La prodigiosa Sagrada Familia de Gaudí


                                    Antoni Gaudí, el arquitecto prodigioso

                 El templo de la expiación de La Sagrada Familia de Barcelona, de Antoni Gaudí es una obra prodigiosa, tanto en su concepción, como en su desarrollo, edificación y construcción. Nunca dejará de hablarse de esos aspectos y hay demasiado escrito acerca de ellos, aunque nunca será suficiente.

                    La fachada más conocida, la de la Sagrada Familia, está construida y levantada entre los últimos años del siglo XIX y los primeros del siglo XX. La mayor parte del nuevo templo está en edificación desde casi un siglo después y las dificultades técnicas a las que se enfrentan los arquitectos son enormes, con grúas gigantescas que se elevan sobre los elevadísimos pináculos o agujas. No es posible saber cuáles hubiesen sido las soluciones técnicas pensadas por Gaudí, aunque es de suponer que en su cabeza estaría la idea de que el proyecto de una catedral o gran templo, supone una obra que abarca más de un siglo. El templo sufrió un parón constructivo de medio siglo.

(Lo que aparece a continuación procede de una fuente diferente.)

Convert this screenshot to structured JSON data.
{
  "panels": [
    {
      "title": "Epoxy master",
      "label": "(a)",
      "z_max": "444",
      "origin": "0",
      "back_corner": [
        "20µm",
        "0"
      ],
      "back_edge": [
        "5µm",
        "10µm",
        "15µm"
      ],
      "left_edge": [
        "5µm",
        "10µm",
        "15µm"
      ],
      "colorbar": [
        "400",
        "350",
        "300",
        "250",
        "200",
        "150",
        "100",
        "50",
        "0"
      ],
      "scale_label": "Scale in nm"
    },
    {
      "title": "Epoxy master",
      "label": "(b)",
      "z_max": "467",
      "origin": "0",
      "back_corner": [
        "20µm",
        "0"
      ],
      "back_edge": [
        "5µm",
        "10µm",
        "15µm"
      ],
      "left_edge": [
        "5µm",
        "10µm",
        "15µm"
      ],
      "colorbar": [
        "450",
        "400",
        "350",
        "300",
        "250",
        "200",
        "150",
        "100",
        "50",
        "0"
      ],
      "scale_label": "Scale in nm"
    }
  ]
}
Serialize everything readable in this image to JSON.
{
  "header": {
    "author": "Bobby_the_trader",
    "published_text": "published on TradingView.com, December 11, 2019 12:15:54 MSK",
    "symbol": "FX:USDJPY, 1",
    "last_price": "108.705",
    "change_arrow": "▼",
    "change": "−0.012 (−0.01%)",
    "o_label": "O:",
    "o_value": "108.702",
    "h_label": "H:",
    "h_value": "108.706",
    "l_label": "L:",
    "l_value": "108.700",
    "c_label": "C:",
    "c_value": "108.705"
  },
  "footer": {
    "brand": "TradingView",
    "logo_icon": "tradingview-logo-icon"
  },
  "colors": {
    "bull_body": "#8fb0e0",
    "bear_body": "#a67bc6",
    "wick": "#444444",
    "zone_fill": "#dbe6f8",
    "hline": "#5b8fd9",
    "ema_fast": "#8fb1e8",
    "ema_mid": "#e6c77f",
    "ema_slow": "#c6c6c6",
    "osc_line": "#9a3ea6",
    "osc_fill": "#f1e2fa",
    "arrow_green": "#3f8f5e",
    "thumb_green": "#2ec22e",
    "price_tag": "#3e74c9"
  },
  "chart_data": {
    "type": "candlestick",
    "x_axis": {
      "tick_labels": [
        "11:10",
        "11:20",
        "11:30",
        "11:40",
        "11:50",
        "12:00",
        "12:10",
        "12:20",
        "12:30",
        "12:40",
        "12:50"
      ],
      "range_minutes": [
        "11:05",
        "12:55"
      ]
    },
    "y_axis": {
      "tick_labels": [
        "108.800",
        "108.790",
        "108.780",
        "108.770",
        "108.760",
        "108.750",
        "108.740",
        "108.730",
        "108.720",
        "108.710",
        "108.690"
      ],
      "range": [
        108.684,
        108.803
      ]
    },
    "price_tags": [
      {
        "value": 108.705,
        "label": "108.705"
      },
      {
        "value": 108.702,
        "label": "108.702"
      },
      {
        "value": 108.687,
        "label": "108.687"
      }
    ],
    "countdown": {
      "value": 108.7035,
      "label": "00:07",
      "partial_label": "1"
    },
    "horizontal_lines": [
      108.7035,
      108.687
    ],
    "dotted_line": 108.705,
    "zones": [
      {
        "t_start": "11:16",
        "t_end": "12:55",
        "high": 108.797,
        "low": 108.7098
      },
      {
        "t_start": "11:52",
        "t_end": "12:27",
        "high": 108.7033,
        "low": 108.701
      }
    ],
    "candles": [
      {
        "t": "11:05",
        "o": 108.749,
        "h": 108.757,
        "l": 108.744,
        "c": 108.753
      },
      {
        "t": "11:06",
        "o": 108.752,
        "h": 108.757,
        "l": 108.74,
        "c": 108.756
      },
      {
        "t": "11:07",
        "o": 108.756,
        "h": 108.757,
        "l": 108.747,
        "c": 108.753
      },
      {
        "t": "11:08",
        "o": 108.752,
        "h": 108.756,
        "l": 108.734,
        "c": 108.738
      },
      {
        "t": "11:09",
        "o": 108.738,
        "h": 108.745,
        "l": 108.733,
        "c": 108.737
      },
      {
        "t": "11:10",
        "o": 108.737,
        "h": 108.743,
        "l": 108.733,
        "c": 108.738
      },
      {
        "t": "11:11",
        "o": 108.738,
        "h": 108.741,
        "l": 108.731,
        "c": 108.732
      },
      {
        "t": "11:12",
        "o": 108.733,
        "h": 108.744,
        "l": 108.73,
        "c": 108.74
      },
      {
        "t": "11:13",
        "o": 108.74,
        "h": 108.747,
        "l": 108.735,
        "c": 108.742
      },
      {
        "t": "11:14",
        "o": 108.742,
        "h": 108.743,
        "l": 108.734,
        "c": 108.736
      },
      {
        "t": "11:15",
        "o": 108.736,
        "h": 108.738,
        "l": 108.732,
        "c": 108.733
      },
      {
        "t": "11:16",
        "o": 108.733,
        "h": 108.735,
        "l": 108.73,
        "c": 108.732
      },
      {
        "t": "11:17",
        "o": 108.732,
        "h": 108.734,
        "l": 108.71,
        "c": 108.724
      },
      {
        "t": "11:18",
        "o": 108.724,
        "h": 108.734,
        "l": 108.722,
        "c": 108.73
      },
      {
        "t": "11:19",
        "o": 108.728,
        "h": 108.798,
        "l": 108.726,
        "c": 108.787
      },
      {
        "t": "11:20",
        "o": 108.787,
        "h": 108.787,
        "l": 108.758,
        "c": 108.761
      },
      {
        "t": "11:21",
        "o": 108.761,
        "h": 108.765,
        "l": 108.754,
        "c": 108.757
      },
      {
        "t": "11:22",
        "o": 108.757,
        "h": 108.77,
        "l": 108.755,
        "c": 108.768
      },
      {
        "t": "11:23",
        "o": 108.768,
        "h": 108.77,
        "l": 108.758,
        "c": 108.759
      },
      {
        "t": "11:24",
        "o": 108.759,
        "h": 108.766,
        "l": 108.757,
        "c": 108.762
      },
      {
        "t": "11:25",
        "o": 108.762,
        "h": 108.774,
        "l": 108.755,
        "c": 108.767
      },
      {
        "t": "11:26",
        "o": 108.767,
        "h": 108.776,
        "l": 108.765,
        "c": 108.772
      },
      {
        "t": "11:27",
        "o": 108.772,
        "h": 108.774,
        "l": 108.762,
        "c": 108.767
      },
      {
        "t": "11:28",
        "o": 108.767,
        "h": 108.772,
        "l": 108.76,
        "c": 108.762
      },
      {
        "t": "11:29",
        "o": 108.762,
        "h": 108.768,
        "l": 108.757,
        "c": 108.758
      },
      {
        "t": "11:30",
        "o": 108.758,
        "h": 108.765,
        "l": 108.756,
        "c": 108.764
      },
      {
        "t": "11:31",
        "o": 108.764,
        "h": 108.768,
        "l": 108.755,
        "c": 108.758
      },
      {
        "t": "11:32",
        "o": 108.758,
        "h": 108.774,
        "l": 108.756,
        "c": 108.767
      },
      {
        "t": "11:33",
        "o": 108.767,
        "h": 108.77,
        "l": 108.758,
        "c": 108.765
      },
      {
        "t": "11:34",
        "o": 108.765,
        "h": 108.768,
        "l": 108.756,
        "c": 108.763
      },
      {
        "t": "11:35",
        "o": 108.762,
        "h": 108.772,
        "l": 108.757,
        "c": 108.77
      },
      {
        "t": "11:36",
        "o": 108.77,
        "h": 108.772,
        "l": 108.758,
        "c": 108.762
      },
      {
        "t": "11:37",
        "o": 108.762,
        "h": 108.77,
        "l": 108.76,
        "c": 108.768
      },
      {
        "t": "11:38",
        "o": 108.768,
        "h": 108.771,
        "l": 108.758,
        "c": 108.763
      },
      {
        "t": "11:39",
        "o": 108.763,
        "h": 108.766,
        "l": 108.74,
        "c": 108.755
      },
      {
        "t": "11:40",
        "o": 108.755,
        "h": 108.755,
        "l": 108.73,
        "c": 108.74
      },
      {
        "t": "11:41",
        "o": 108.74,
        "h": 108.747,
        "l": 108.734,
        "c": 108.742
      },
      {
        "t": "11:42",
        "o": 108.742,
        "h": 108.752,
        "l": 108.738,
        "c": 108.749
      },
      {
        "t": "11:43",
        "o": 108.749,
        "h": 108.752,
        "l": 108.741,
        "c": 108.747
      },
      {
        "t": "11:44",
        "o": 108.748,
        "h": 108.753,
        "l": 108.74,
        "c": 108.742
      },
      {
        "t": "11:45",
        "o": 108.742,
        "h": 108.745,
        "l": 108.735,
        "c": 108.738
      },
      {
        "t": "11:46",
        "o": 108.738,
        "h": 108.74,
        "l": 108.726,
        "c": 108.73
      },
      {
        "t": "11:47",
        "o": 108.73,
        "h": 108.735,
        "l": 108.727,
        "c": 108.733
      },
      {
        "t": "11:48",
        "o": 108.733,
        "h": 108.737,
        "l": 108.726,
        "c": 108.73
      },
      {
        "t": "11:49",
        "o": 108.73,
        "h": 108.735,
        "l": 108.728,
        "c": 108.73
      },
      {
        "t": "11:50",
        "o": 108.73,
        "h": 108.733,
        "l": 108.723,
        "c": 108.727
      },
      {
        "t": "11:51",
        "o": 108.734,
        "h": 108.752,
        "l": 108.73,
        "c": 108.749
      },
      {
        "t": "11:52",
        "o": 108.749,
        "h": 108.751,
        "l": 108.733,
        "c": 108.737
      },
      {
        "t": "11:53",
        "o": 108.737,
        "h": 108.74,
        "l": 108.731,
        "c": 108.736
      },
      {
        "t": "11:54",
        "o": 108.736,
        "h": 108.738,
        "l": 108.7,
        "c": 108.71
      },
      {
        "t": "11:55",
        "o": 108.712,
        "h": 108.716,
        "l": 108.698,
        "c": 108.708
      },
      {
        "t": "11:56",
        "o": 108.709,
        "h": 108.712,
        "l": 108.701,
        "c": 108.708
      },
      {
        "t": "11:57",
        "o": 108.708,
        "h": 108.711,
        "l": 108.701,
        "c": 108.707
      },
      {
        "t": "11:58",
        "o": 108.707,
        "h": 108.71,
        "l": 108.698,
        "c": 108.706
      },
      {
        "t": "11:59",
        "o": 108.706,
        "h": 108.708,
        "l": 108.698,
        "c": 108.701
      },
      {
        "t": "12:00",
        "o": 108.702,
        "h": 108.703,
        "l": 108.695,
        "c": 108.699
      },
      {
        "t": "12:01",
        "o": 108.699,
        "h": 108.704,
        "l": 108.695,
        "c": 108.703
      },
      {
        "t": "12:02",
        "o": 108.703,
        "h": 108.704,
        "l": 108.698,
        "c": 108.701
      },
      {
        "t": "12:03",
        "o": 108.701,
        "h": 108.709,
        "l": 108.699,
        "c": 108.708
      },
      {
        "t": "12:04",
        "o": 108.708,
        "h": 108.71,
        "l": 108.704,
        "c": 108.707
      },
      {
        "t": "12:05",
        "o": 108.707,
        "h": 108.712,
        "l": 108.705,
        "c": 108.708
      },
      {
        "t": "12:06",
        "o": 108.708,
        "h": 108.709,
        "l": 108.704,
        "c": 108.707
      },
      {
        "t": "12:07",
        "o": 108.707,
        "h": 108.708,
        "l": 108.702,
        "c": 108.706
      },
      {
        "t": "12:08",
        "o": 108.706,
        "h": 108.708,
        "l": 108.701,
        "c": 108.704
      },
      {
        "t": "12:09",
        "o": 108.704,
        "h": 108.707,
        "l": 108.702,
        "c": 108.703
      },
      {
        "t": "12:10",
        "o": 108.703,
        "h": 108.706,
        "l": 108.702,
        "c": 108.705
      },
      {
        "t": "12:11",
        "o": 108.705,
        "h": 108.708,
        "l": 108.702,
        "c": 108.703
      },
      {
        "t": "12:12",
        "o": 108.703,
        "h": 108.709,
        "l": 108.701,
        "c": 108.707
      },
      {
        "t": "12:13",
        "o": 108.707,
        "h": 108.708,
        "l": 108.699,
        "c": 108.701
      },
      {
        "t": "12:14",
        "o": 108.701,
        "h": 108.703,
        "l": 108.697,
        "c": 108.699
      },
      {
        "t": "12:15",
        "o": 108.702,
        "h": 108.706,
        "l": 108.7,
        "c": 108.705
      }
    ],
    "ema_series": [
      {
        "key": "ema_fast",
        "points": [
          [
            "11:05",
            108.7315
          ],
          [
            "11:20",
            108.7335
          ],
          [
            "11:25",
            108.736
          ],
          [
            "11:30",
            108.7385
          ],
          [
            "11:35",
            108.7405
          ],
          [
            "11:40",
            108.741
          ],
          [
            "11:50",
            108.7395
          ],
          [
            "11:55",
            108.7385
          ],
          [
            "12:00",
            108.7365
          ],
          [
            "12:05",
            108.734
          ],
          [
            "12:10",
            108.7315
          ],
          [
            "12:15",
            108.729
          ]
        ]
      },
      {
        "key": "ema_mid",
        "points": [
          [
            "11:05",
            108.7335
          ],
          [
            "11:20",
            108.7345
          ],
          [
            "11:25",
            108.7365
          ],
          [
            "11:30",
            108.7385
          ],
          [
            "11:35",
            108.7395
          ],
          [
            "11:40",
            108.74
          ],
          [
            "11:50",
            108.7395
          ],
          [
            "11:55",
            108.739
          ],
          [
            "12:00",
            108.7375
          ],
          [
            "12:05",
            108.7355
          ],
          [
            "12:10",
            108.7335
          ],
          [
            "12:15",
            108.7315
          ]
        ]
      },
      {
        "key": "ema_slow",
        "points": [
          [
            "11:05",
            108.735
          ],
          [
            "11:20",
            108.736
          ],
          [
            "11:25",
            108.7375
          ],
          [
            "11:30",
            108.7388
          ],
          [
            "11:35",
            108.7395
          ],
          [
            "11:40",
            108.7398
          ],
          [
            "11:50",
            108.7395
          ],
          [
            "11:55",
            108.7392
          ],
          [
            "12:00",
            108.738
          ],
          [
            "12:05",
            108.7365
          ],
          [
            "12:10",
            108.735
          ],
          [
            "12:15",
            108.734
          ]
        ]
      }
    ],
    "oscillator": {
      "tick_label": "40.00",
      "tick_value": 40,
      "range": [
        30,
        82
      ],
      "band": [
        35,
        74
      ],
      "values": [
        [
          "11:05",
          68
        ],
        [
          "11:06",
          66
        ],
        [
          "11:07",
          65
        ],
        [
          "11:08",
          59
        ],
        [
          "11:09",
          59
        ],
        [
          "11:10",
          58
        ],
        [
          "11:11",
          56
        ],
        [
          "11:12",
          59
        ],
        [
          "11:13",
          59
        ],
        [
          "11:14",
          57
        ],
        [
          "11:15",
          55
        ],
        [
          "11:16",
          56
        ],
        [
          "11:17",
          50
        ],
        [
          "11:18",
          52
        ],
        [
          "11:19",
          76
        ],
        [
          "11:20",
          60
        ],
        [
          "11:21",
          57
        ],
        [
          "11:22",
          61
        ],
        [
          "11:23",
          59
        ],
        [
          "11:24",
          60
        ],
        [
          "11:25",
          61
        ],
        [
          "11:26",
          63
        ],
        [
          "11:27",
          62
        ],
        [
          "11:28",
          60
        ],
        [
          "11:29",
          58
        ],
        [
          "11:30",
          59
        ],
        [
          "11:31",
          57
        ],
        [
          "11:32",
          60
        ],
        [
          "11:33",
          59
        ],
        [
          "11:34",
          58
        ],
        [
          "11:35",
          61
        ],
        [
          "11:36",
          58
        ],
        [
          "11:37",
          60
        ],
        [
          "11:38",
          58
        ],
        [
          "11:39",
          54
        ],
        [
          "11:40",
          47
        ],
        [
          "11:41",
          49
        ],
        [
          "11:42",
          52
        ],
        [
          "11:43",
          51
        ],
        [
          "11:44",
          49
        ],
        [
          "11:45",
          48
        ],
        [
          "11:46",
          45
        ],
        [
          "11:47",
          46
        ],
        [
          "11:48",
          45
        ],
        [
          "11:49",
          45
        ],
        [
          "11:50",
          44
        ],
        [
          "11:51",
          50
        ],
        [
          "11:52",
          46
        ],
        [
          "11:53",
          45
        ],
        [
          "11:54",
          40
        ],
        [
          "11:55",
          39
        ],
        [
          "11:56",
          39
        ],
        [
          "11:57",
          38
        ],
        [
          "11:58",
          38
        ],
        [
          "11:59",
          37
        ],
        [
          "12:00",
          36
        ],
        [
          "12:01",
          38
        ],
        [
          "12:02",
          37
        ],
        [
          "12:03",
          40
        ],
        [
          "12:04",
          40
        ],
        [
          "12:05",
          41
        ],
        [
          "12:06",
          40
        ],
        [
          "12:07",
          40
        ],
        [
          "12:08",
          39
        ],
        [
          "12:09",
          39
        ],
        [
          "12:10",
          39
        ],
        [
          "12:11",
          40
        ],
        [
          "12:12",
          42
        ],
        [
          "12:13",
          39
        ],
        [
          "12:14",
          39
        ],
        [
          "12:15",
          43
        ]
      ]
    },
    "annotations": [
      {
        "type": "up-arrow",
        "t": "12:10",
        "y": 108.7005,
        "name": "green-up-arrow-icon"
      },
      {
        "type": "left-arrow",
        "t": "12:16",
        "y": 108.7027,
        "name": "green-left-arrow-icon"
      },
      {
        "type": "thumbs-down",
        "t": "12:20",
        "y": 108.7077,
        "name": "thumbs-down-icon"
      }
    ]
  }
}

                 Antoni Gaudí murió en 1926 cuando contaba ya con 74 años, por lo que sería consciente de que no vería acabada su obra, y también de que la evolución de los medios de construcción resolverían los problemas que él no podía acometer.

                               Cristo suspendido en su majestad bajo el baldaquino

                   Todo llama la atención, pero desde el mismo momento en que se entra en el templo, la atención queda fijada en el esplendoroso crucificado, suspendido en su majestad, bajo un baldaquino del que penden racimos de uvas. Al parecer la idea nace en una expresión del propio Gaudí, en la que afirmaba: que le gustaría que el altar estuviese bajo una parra. La idea principal surge de un oratorio del escultor colaborador de Gaudí, Carles Mani, realizado para la Casa Batlló, del propio Gaudí. Otros colaboradores de Gaudí fueron  el arquitecto Francesc Berenguer y el escultor Llorenç Matamala.

                  La idea del baldaquino que cubre la imagen del crucificado cuenta con precedentes en la catedral Magistral de Alcalá de Henares, y también en la de Palma de Mallorca. La obra actual es del escultor gerundense Francesc Fajula.

                         La nave, el altar y todo el conjunto fue bendecido y consagrado por el Papa Benedicto XVI el 7 de noviembre de 2010, con la categoría de Basílica. Pero más que cualquier otra cosa que se pueda escribir, es preciso la contemplación.